Bununla birlikte, ABD, Japonya, Filipinler, Meksika gibi okyanusa kıyısı olan ülkelerde gerçekleşen tayfunlara, farklı isimlerin verildiğine işaret eden Köse, o ülkelerde bu isimlerin her yıl değiştiğine değinerek şunları söyledi: "Tayfunlara isim verme fikri çok eskilere dayanmıyor. İlk olarak 19. yüzyılın sonlarına doğru Avustralyalı bir meteorolog, tayfunlara kadın isimleri vermeye başladı. Bu fikri benimseyen Amerika Ulusal Tayfun Merkezi, 1953 yılından itibaren uygulamayı resmen yürürlüğe koydu.

Atalarımız ise uzun yıllar yaptıkları gözlemler ile sayılı fırtına ve günlere hafızalarda kalacak, o fırtınayı nitelendiren isimler vermişlerdir. Örneğin eylül ayının son haftasında kestanelerin ağaçtan dökülmesine neden olduğu için 'kestane karası fırtınası' ismini vermişlerdir.

Zira kestane dikenli bir meyvedir, toplaması zor ve zahmetlidir. Eylülün son haftası genelde Balkanlar üzerinden gelen soğuk hava ve fırtına ile birlikte ani sıcaklık düşüşünün ardından dökülen kestaneler nedeniyle 'kestane karası fırtınası' adını almıştır. Benzer durum, amansız elli için de geçerlidir."
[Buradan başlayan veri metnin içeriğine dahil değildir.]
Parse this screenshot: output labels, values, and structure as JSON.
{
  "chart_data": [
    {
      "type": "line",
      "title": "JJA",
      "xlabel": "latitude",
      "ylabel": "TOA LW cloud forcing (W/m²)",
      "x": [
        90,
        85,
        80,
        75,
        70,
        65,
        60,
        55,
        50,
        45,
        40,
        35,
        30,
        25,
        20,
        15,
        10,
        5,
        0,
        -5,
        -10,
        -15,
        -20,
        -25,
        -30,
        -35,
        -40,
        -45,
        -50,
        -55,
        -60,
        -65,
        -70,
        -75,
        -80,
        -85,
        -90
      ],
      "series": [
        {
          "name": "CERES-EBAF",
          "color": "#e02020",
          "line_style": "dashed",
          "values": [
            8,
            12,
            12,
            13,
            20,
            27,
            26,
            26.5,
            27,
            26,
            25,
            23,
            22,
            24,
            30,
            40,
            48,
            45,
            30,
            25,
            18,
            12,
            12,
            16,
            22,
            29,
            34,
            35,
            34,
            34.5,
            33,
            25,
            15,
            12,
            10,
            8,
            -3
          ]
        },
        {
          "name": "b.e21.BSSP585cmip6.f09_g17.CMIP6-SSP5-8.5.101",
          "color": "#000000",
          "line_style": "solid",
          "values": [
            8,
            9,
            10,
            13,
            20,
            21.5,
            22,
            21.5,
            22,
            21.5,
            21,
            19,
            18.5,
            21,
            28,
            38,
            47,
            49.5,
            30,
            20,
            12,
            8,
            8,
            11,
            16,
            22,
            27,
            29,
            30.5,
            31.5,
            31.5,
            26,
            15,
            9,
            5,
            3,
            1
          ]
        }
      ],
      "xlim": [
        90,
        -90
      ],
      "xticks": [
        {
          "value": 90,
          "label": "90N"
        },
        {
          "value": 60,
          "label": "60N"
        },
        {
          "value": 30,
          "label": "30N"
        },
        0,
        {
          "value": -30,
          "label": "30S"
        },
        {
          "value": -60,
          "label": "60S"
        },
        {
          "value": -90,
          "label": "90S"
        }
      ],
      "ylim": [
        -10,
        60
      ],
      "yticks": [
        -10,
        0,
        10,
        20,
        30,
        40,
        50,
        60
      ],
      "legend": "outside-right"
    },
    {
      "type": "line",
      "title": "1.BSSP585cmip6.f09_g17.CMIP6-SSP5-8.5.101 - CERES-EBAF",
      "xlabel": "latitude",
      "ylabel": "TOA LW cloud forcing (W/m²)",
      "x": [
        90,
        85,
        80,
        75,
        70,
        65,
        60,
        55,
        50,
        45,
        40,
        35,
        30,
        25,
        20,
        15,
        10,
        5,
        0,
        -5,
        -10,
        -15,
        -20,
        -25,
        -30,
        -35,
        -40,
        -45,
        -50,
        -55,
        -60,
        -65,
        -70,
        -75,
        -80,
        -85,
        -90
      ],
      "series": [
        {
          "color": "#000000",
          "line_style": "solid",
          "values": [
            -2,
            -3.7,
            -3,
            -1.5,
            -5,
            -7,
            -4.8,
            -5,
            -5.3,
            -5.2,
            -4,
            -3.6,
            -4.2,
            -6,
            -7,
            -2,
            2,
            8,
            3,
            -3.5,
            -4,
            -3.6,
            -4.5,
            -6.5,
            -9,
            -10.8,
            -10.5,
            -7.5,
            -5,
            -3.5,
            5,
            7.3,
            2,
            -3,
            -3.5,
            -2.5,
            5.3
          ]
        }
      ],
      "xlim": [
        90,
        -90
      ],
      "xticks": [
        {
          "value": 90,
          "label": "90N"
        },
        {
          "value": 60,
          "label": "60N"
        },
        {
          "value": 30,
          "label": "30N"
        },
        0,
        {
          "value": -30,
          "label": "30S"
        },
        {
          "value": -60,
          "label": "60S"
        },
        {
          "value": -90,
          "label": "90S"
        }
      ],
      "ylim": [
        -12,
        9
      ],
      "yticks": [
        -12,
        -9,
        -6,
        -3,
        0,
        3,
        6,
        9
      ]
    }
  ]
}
Köse, atalarımızın "Güzün yağmur çok yağarsa kış uzun geçer" inanışının hakim olduğunu dile getirerek, "Atalarımızın bu tahminine göre, geçen güz neredeyse yağmur yağmadı. Bu durumda bu kış kısa sürecek. Bu tahmini bir yere not alıp, tutup tutmayacağını hep birlikte yaşayarak görelim." ifadesini kullandı.